Point number two: the doctors and nurses locally grouped into Primary Care Groups that can drive forward innovation in health care in their areas - providing a wide range services on one site. Far better and more efficient than the two-tier system that we inherited.
The third stage is then for social services and community hospitals to work together to provide community and what are sometimes called step-down or intermediate services. Particularly for elderly people, who may initially need hospital care but then require intensive rehabilitation and support in a more appropriate setting. Care which as Alan Milburn put it the other week is care that is a bridge between home and hospital.

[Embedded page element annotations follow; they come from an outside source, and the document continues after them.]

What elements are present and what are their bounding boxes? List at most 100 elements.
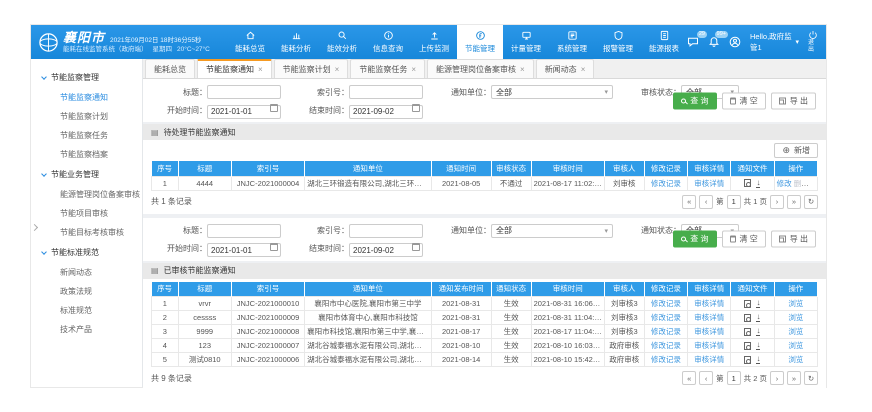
close-icon[interactable]: × <box>335 65 340 74</box>
audit-detail-link[interactable]: 审核详情 <box>694 313 724 322</box>
view-link[interactable]: 浏览 <box>788 327 803 336</box>
file-icon[interactable] <box>744 179 751 187</box>
delete-link[interactable]: 删除 <box>794 179 809 188</box>
sidebar-group-business[interactable]: 节能业务管理 <box>31 164 142 185</box>
sidebar-item-inspection-task[interactable]: 节能监察任务 <box>31 126 142 145</box>
audit-detail-link[interactable]: 审核详情 <box>694 341 724 350</box>
start-date-input[interactable] <box>207 105 281 119</box>
sidebar-group-supervision[interactable]: 节能监察管理 <box>31 67 142 88</box>
end-date-input[interactable] <box>349 105 423 119</box>
nav-item-system-mgmt[interactable]: 系统管理 <box>549 25 595 59</box>
download-icon[interactable]: ↓ <box>756 313 760 322</box>
next-page-button[interactable]: › <box>770 371 784 385</box>
file-icon[interactable] <box>744 356 751 364</box>
nav-item-upload-monitor[interactable]: 上传监测 <box>411 25 457 59</box>
download-icon[interactable]: ↓ <box>756 327 760 336</box>
messages-button[interactable]: 29 <box>687 36 699 48</box>
nav-item-efficiency-analysis[interactable]: 能效分析 <box>319 25 365 59</box>
last-page-button[interactable]: » <box>787 371 801 385</box>
page-number-box[interactable]: 1 <box>727 371 741 385</box>
view-link[interactable]: 浏览 <box>788 355 803 364</box>
edit-record-link[interactable]: 修改记录 <box>651 341 681 350</box>
first-page-button[interactable]: « <box>682 371 696 385</box>
file-icon[interactable] <box>744 328 751 336</box>
export-button[interactable]: 导 出 <box>771 231 816 248</box>
index-input[interactable] <box>349 85 423 99</box>
edit-link[interactable]: 修改 <box>777 179 792 188</box>
sidebar-group-standards[interactable]: 节能标准规范 <box>31 242 142 263</box>
file-icon[interactable] <box>744 314 751 322</box>
title-input[interactable] <box>207 224 281 238</box>
sidebar-item-post-record-audit[interactable]: 能源管理岗位备案审核 <box>31 185 142 204</box>
view-link[interactable]: 浏览 <box>788 341 803 350</box>
search-button[interactable]: 查 询 <box>673 231 716 248</box>
audit-detail-link[interactable]: 审核详情 <box>694 299 724 308</box>
download-icon[interactable]: ↓ <box>756 179 760 188</box>
tab-inspection-notice[interactable]: 节能监察通知× <box>197 59 272 78</box>
sidebar-item-target-assessment-audit[interactable]: 节能目标考核审核 <box>31 223 142 242</box>
edit-record-link[interactable]: 修改记录 <box>651 355 681 364</box>
view-link[interactable]: 浏览 <box>788 313 803 322</box>
file-icon[interactable] <box>744 342 751 350</box>
sidebar-item-project-audit[interactable]: 节能项目审核 <box>31 204 142 223</box>
sidebar-item-policies[interactable]: 政策法规 <box>31 282 142 301</box>
add-button[interactable]: ⊕新增 <box>774 143 818 158</box>
file-icon[interactable] <box>744 300 751 308</box>
sidebar-collapse-handle[interactable] <box>32 225 37 230</box>
nav-item-info-query[interactable]: 信息查询 <box>365 25 411 59</box>
download-icon[interactable]: ↓ <box>756 341 760 350</box>
first-page-button[interactable]: « <box>682 195 696 209</box>
audit-detail-link[interactable]: 审核详情 <box>694 179 724 188</box>
edit-record-link[interactable]: 修改记录 <box>651 299 681 308</box>
page-number-box[interactable]: 1 <box>727 195 741 209</box>
sidebar-item-inspection-plan[interactable]: 节能监察计划 <box>31 107 142 126</box>
start-date-input[interactable] <box>207 243 281 257</box>
title-input[interactable] <box>207 85 281 99</box>
prev-page-button[interactable]: ‹ <box>699 195 713 209</box>
download-icon[interactable]: ↓ <box>756 299 760 308</box>
nav-item-energy-saving-mgmt[interactable]: 节能管理 <box>457 25 503 59</box>
edit-record-link[interactable]: 修改记录 <box>651 327 681 336</box>
tab-news[interactable]: 新闻动态× <box>536 59 595 78</box>
search-button[interactable]: 查 询 <box>673 92 716 109</box>
sidebar-item-inspection-notice[interactable]: 节能监察通知 <box>31 88 142 107</box>
nav-item-energy-overview[interactable]: 能耗总览 <box>227 25 273 59</box>
close-icon[interactable]: × <box>411 65 416 74</box>
refresh-button[interactable]: ↻ <box>804 195 818 209</box>
audit-detail-link[interactable]: 审核详情 <box>694 327 724 336</box>
logout-button[interactable]: 退出 <box>808 30 818 53</box>
tab-inspection-task[interactable]: 节能监察任务× <box>350 59 425 78</box>
clear-button[interactable]: 清 空 <box>722 231 766 248</box>
nav-item-energy-report[interactable]: 能源报表 <box>641 25 687 59</box>
notifications-button[interactable]: 99+ <box>708 36 720 48</box>
sidebar-item-news[interactable]: 新闻动态 <box>31 263 142 282</box>
nav-item-metering-mgmt[interactable]: 计量管理 <box>503 25 549 59</box>
next-page-button[interactable]: › <box>770 195 784 209</box>
index-input[interactable] <box>349 224 423 238</box>
nav-item-energy-analysis[interactable]: 能耗分析 <box>273 25 319 59</box>
notify-unit-select[interactable]: 全部▾ <box>491 85 613 99</box>
edit-record-link[interactable]: 修改记录 <box>651 179 681 188</box>
view-link[interactable]: 浏览 <box>811 179 818 188</box>
sidebar-item-inspection-archive[interactable]: 节能监察档案 <box>31 145 142 164</box>
last-page-button[interactable]: » <box>787 195 801 209</box>
nav-item-alarm-mgmt[interactable]: 报警管理 <box>595 25 641 59</box>
prev-page-button[interactable]: ‹ <box>699 371 713 385</box>
download-icon[interactable]: ↓ <box>756 355 760 364</box>
close-icon[interactable]: × <box>581 65 586 74</box>
refresh-button[interactable]: ↻ <box>804 371 818 385</box>
export-button[interactable]: 导 出 <box>771 92 816 109</box>
edit-record-link[interactable]: 修改记录 <box>651 313 681 322</box>
clear-button[interactable]: 清 空 <box>722 92 766 109</box>
close-icon[interactable]: × <box>258 65 263 74</box>
end-date-input[interactable] <box>349 243 423 257</box>
profile-button[interactable] <box>729 36 741 48</box>
tab-post-record-audit[interactable]: 能源管理岗位备案审核× <box>427 59 534 78</box>
notify-unit-select[interactable]: 全部▾ <box>491 224 613 238</box>
tab-inspection-plan[interactable]: 节能监察计划× <box>274 59 349 78</box>
close-icon[interactable]: × <box>520 65 525 74</box>
sidebar-item-standards[interactable]: 标准规范 <box>31 301 142 320</box>
view-link[interactable]: 浏览 <box>788 299 803 308</box>
user-greeting-dropdown[interactable]: Hello,政府监管1 ▾ <box>750 31 799 53</box>
tab-energy-overview[interactable]: 能耗总览 <box>145 59 195 78</box>
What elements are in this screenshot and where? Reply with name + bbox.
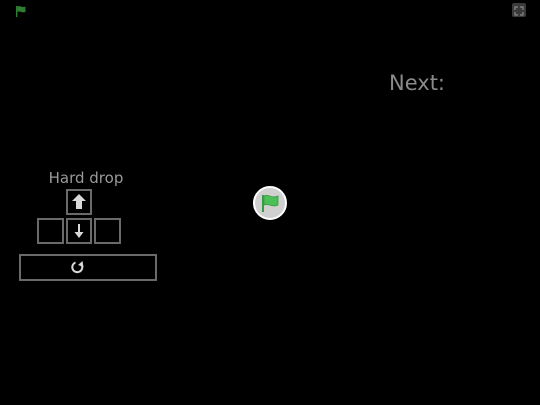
fullscreen-button[interactable] [512, 3, 526, 17]
game-stage[interactable]: Next: Hard drop [0, 0, 540, 405]
left-key-button[interactable] [37, 218, 64, 244]
green-flag-start-button[interactable] [253, 186, 287, 220]
rotate-icon [71, 261, 84, 274]
right-key-button[interactable] [94, 218, 121, 244]
green-flag-icon [262, 194, 279, 212]
next-piece-label: Next: [389, 71, 445, 95]
fullscreen-icon [514, 6, 524, 16]
rotate-key-button[interactable] [19, 254, 157, 281]
green-flag-icon[interactable] [14, 4, 28, 18]
arrow-down-icon [74, 224, 84, 238]
arrow-up-icon [72, 194, 86, 209]
hard-drop-label: Hard drop [48, 169, 124, 187]
down-key-button[interactable] [66, 218, 92, 244]
up-key-button[interactable] [66, 189, 92, 215]
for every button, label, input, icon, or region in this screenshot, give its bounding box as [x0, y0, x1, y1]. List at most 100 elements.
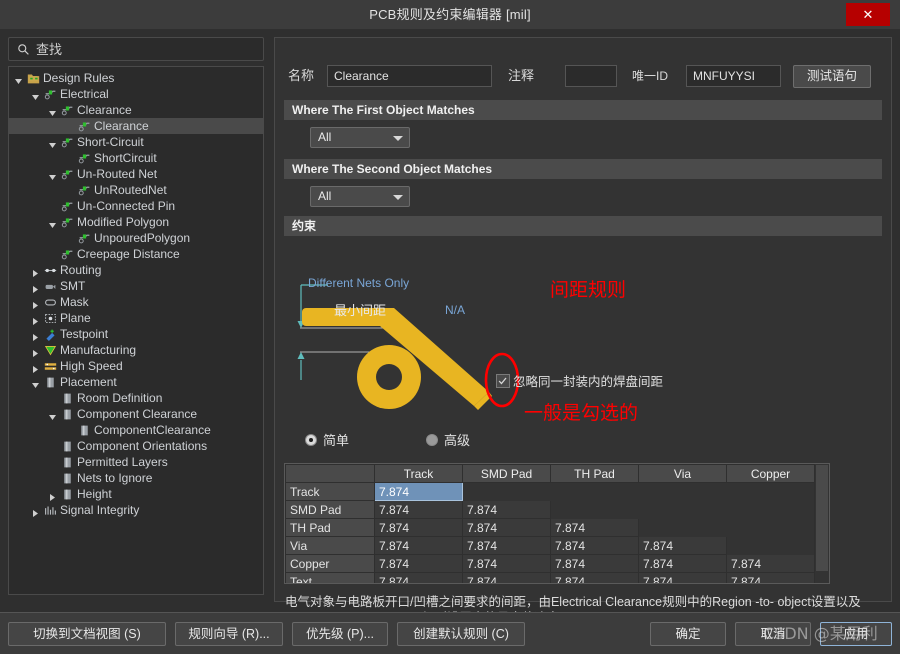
ok-button[interactable]: 确定 [650, 622, 726, 646]
tree-item-componentclearance[interactable]: ComponentClearance [9, 422, 263, 438]
matrix-scrollbar[interactable] [814, 464, 829, 583]
tree-item-unpouredpolygon[interactable]: UnpouredPolygon [9, 230, 263, 246]
second-object-select[interactable]: All [310, 186, 410, 207]
rules-tree-panel: 查找 Design RulesElectricalClearanceCleara… [8, 37, 266, 602]
matrix-cell[interactable]: 7.874 [639, 573, 727, 585]
chevron-right-icon[interactable] [32, 314, 40, 322]
chevron-down-icon[interactable] [32, 378, 40, 386]
testpoint-icon [44, 328, 57, 341]
tree-item-modified-polygon[interactable]: Modified Polygon [9, 214, 263, 230]
tree-item-manufacturing[interactable]: Manufacturing [9, 342, 263, 358]
cancel-button[interactable]: 取消 [735, 622, 811, 646]
switch-document-view-button[interactable]: 切换到文档视图 (S) [8, 622, 166, 646]
chevron-right-icon[interactable] [32, 330, 40, 338]
matrix-cell[interactable]: 7.874 [463, 537, 551, 555]
matrix-row: Via7.8747.8747.8747.874 [286, 537, 831, 555]
matrix-cell[interactable]: 7.874 [639, 537, 727, 555]
tree-item-plane[interactable]: Plane [9, 310, 263, 326]
create-default-rules-button[interactable]: 创建默认规则 (C) [397, 622, 525, 646]
tree-item-nets-to-ignore[interactable]: Nets to Ignore [9, 470, 263, 486]
placement-icon [61, 472, 74, 485]
design-rules-tree[interactable]: Design RulesElectricalClearanceClearance… [8, 66, 264, 595]
clearance-matrix-table[interactable]: TrackSMD PadTH PadViaCopperTextTrack7.87… [285, 464, 830, 584]
chevron-right-icon[interactable] [32, 362, 40, 370]
test-query-button[interactable]: 测试语句 [793, 65, 871, 88]
matrix-cell[interactable]: 7.874 [639, 555, 727, 573]
tree-item-component-clearance[interactable]: Component Clearance [9, 406, 263, 422]
tree-item-smt[interactable]: SMT [9, 278, 263, 294]
chevron-down-icon[interactable] [49, 218, 57, 226]
matrix-cell[interactable]: 7.874 [375, 573, 463, 585]
tree-item-creepage-distance[interactable]: Creepage Distance [9, 246, 263, 262]
tree-item-signal-integrity[interactable]: Signal Integrity [9, 502, 263, 518]
tree-item-testpoint[interactable]: Testpoint [9, 326, 263, 342]
chevron-right-icon[interactable] [32, 266, 40, 274]
tree-item-un-routed-net[interactable]: Un-Routed Net [9, 166, 263, 182]
chevron-right-icon[interactable] [49, 490, 57, 498]
tree-item-placement[interactable]: Placement [9, 374, 263, 390]
tree-item-label: SMT [60, 278, 85, 294]
chevron-right-icon[interactable] [32, 282, 40, 290]
tree-item-un-connected-pin[interactable]: Un-Connected Pin [9, 198, 263, 214]
clearance-diagram: Different Nets Only 最小间距 N/A 忽略同一封装内的焊盘间… [284, 270, 882, 455]
rule-wizard-button[interactable]: 规则向导 (R)... [175, 622, 283, 646]
tree-item-clearance[interactable]: Clearance [9, 102, 263, 118]
matrix-cell[interactable]: 7.874 [375, 483, 463, 501]
matrix-cell[interactable]: 7.874 [463, 501, 551, 519]
first-object-select[interactable]: All [310, 127, 410, 148]
tree-item-label: Clearance [77, 102, 132, 118]
chevron-right-icon[interactable] [32, 506, 40, 514]
tree-item-routing[interactable]: Routing [9, 262, 263, 278]
matrix-cell[interactable]: 7.874 [375, 537, 463, 555]
tree-item-clearance[interactable]: Clearance [9, 118, 263, 134]
matrix-cell[interactable]: 7.874 [463, 519, 551, 537]
chevron-down-icon[interactable] [49, 410, 57, 418]
tree-item-room-definition[interactable]: Room Definition [9, 390, 263, 406]
tree-item-label: Electrical [60, 86, 109, 102]
comment-field[interactable] [565, 65, 617, 87]
chevron-down-icon[interactable] [49, 138, 57, 146]
chevron-down-icon[interactable] [32, 90, 40, 98]
tree-item-high-speed[interactable]: High Speed [9, 358, 263, 374]
tree-item-shortcircuit[interactable]: ShortCircuit [9, 150, 263, 166]
matrix-cell[interactable]: 7.874 [727, 573, 815, 585]
matrix-cell[interactable]: 7.874 [551, 573, 639, 585]
chevron-down-icon[interactable] [49, 106, 57, 114]
unique-id-field[interactable]: MNFUYYSI [686, 65, 781, 87]
radio-advanced[interactable] [426, 434, 438, 446]
matrix-cell[interactable]: 7.874 [375, 555, 463, 573]
search-input[interactable]: 查找 [8, 37, 264, 61]
matrix-cell[interactable]: 7.874 [463, 573, 551, 585]
tree-item-height[interactable]: Height [9, 486, 263, 502]
chevron-down-icon[interactable] [49, 170, 57, 178]
priority-button[interactable]: 优先级 (P)... [292, 622, 388, 646]
radio-simple[interactable] [305, 434, 317, 446]
matrix-cell[interactable]: 7.874 [551, 555, 639, 573]
matrix-cell[interactable]: 7.874 [727, 555, 815, 573]
matrix-cell[interactable]: 7.874 [551, 519, 639, 537]
tree-item-label: Permitted Layers [77, 454, 168, 470]
matrix-cell[interactable]: 7.874 [463, 555, 551, 573]
tree-item-component-orientations[interactable]: Component Orientations [9, 438, 263, 454]
tree-item-short-circuit[interactable]: Short-Circuit [9, 134, 263, 150]
chevron-down-icon[interactable] [15, 74, 23, 82]
clearance-matrix[interactable]: TrackSMD PadTH PadViaCopperTextTrack7.87… [284, 463, 830, 584]
close-icon[interactable]: ✕ [846, 3, 890, 26]
matrix-cell[interactable]: 7.874 [375, 501, 463, 519]
tree-item-electrical[interactable]: Electrical [9, 86, 263, 102]
ignore-pad-clearance-checkbox[interactable] [496, 374, 510, 388]
tree-item-design-rules[interactable]: Design Rules [9, 70, 263, 86]
chevron-right-icon[interactable] [32, 346, 40, 354]
matrix-cell[interactable]: 7.874 [551, 537, 639, 555]
matrix-cell[interactable]: 7.874 [375, 519, 463, 537]
apply-button[interactable]: 应用 [820, 622, 892, 646]
tree-item-mask[interactable]: Mask [9, 294, 263, 310]
tree-item-label: UnRoutedNet [94, 182, 167, 198]
matrix-scrollbar-thumb[interactable] [816, 465, 828, 571]
tree-item-permitted-layers[interactable]: Permitted Layers [9, 454, 263, 470]
chevron-right-icon[interactable] [32, 298, 40, 306]
matrix-row-header: Track [286, 483, 375, 501]
tree-item-unroutednet[interactable]: UnRoutedNet [9, 182, 263, 198]
name-field[interactable]: Clearance [327, 65, 492, 87]
tree-item-label: Design Rules [43, 70, 114, 86]
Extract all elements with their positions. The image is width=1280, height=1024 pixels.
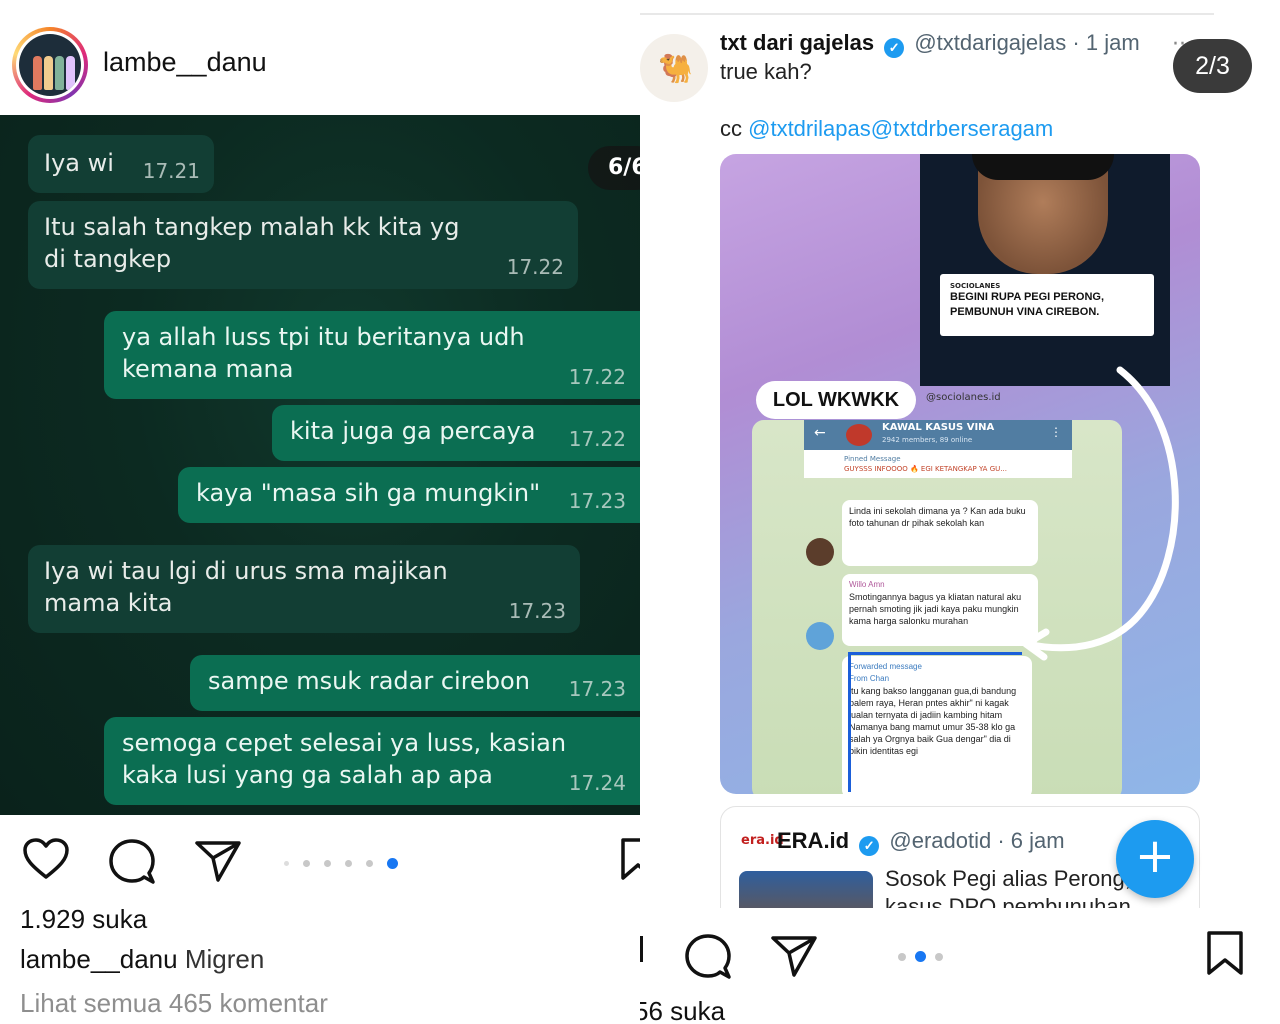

Fourthly, an acute hospital sector, where we have the doctors and nurses and specialists and the critical care beds that we need to care for people properly. And with proper inspection and accountability in the way those hospitals are run and managed.
The four stages or levels of care working to provide the right and convenient care for each and every patient. Modern IT systems used to connect the various levels together. So appointments can be booked from the GP surgery. Test results sent and patients' records available quickly and instantly through the latest technology.
So, our program for the Health Service requires extra investment, which we are getting. And it requires real reform and modernisation, which we are carrying out.
And since the NHS means so much to Britain, and the people who work in it, I do think it important that the media give a sense of balance about this issue. To read and hear some of the coverage in the past few weeks you would think no-one is being cared for; that it's hopeless, beyond repair. This is alarmist nonsense. Ninety-nine per cent of people do not get their operations cancelled on the day they are due. The vast majority get good NHS treatment. There are real problems, some of a deep and long-term nature which will require time and money and change to put right.
But there are millions of people every year in Britain getting superb healthcare from the NHS. They are the norm not the exception. We will put right what is wrong. But don't tell people it is all wrong. It isn't. The NHS is a brilliant conception and with that time and money and change, its reality will once again match the vision behind it.
It will take time, however. I repeat this point constantly, because it is the truth. But let no-one say that the NHS can not be re-built. It can be re-built. It will be re-built.
Yes, you will always get situations which should never happen. Yes, you will sometimes get people who are treated badly when they shouldn't be.
But the NHS is a fine institution, that given the resources and the changes necessary will once again be the pride of Britain and the envy of the rest of the world. Taking time is obvious, but it is worth taking the time to get it right. And I am confident that we will get it right.